Об этих его тетрадках из посторонних только я знала, а теперь еще и вы, потому что о любви спросили, есть ли она здесь, в этих стенах…


8.06.1970

Сегодня мне исполнилось 40 лет — середина жизни. По негласным предрассудкам, эта дата не отмечается — интересно, почему, где корни этой традиции? Ну да ладно, собственно, праздновать нечего да и не с кем. А жалеть есть о чем?.. Значит, я неудачник, и на этом покончим. Ты прожила 15 лет с неудачником, ты не отдыхала в престижных Домах композиторов, у тебя не брали интервью как у жены второго Вана Клайберна! Ха-ха-ха! Это во мне смеется бутылочка армянского коньяка, выпитая по случаю 40-летия и в знак того, что я неудачник, и ты промучалась 15 лет с неудачником, вынужденным прозябать в качестве аккомпаниатора наших примадонн. То, что они хотят работать только со мной — это не в счет. То, что я могу дать дельный совет, как представитель династии музыкантов, а потом эту примадонну забирают в Большой — это тоже не считается.
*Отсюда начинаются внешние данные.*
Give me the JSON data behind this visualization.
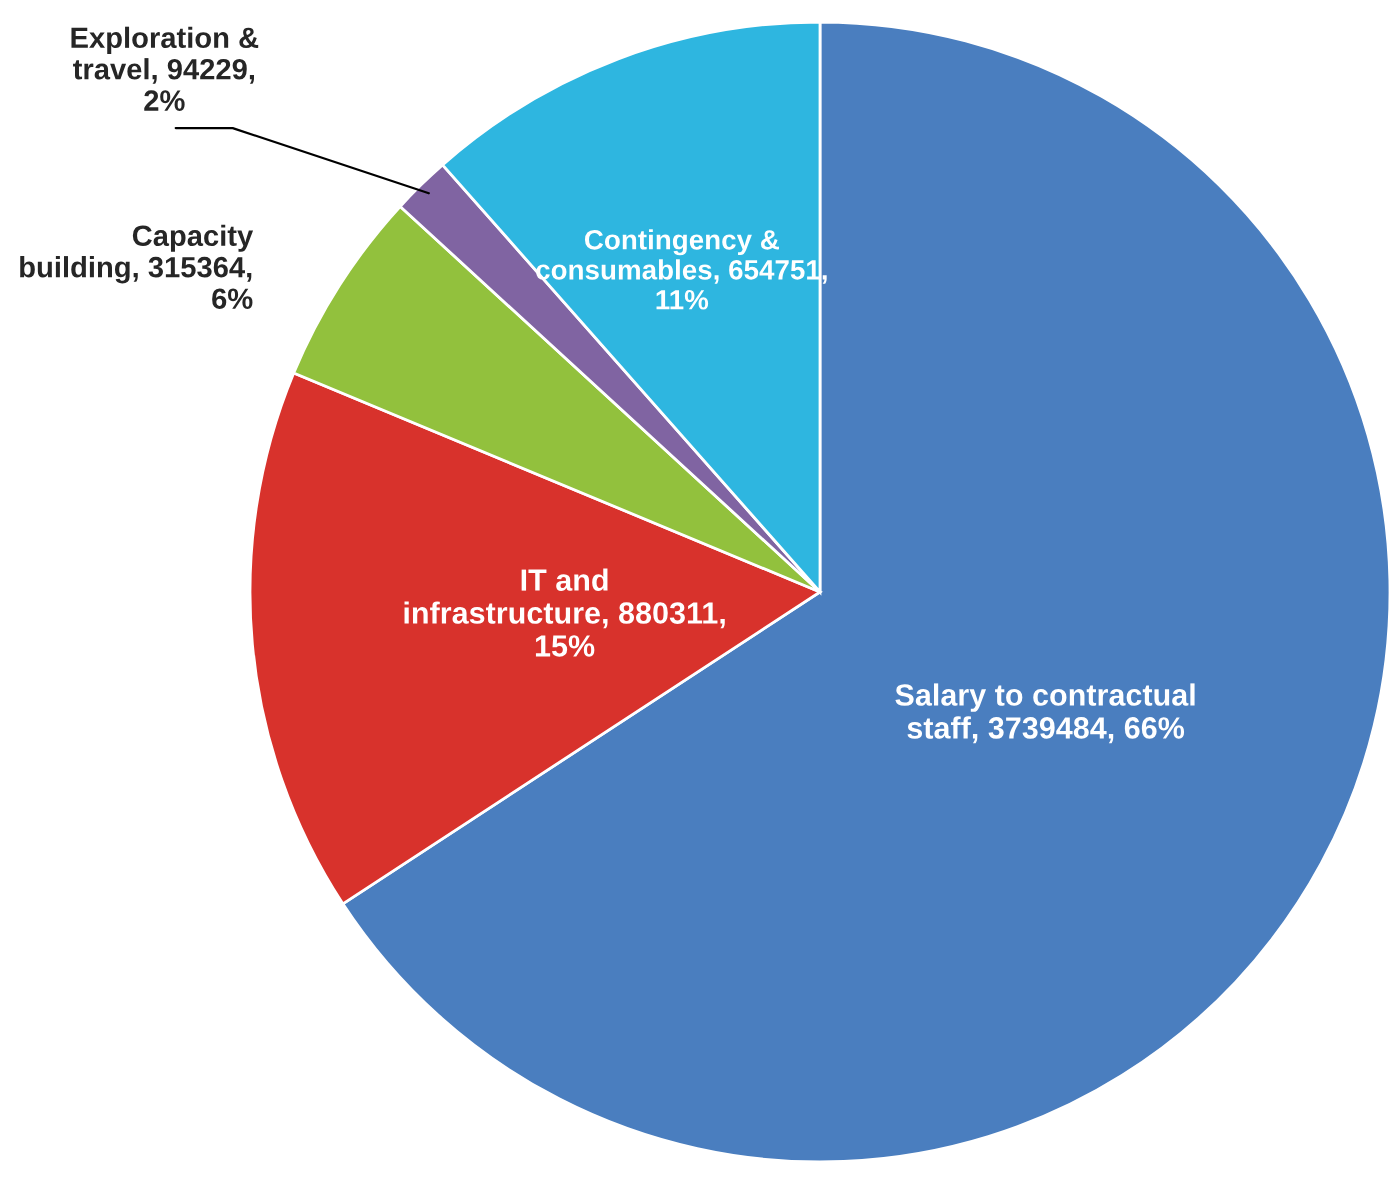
{
  "chart_data": {
    "type": "pie",
    "categories": [
      "Salary to contractual staff",
      "IT and infrastructure",
      "Capacity building",
      "Exploration & travel",
      "Contingency & consumables"
    ],
    "values": [
      3739484,
      880311,
      315364,
      94229,
      654751
    ],
    "value_labels": [
      "3739484, 66%",
      "880311, 15%",
      "315364, 6%",
      "94229, 2%",
      "654751, 11%"
    ],
    "colors": [
      "#4a7ebf",
      "#d8322c",
      "#92c13d",
      "#8064a2",
      "#2eb6e0"
    ],
    "legend": false
  }
}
Между прочим, моя покойная мать, а твоя бывшая свекровь — одна из лучших педагогов по вокалу, у меня были хорошие учителя, и знания я черпал, не выходя из дома. Ну-ну, бывшая жена неудачника, ушедшая в свободное плавание! А ты сама — ты забыла свое место в хоре после консерватории? Ты не поешь главных партий, жена неудачника, так кроме внешности, нужно иметь еще и талант! А, милая? Как у тебя с талантом? Не густо, однако, и сделал тебя твой муж-неудачник... Может, ты моя неузнанная Муза? Ха-ха-ха! А, может, мне неинтересно писать музыку? Ты ведь знаешь, в консерватории я учился на двух отделениях одновременно. Я не стал Ван Клайберном, милая? Ты права, ты, как всегда, права! Но я хотел быть не только музыкантом, но и настоящим мужчиной, и после консерватории попросился в армию, время-то послевоенное — вокруг герои, а я музыкант, простой советский пианист... Да, меня взяли в музыкальный взвод, я не рыл окопов и не бегал по 10 км! Но первый мой армейский год совпал со смертью вождя! И в ледяной мартовский день, на морозе (а я служил не в Сочи) мы целый день играли траурные марши, мы стояли на бесконечных митингах. В армии я играл не на рояле и обморозил руки... Тогда, после армии, я пришел в театр просто аккомпаниатором (и даже для этого мне пришлось ох как поработать!), и я был для тебя хорош, для скромненькой хористочки, где ты там стояла, напомни? Вот так, моя гордая несостоявшаяся (или несостоятельная? Ха-ха!) Муза, стал я тем, чем стал, и отнюдь не жалею ни о чем, даже об этом губительном для рук стоянии на морозе в марте 1953 года...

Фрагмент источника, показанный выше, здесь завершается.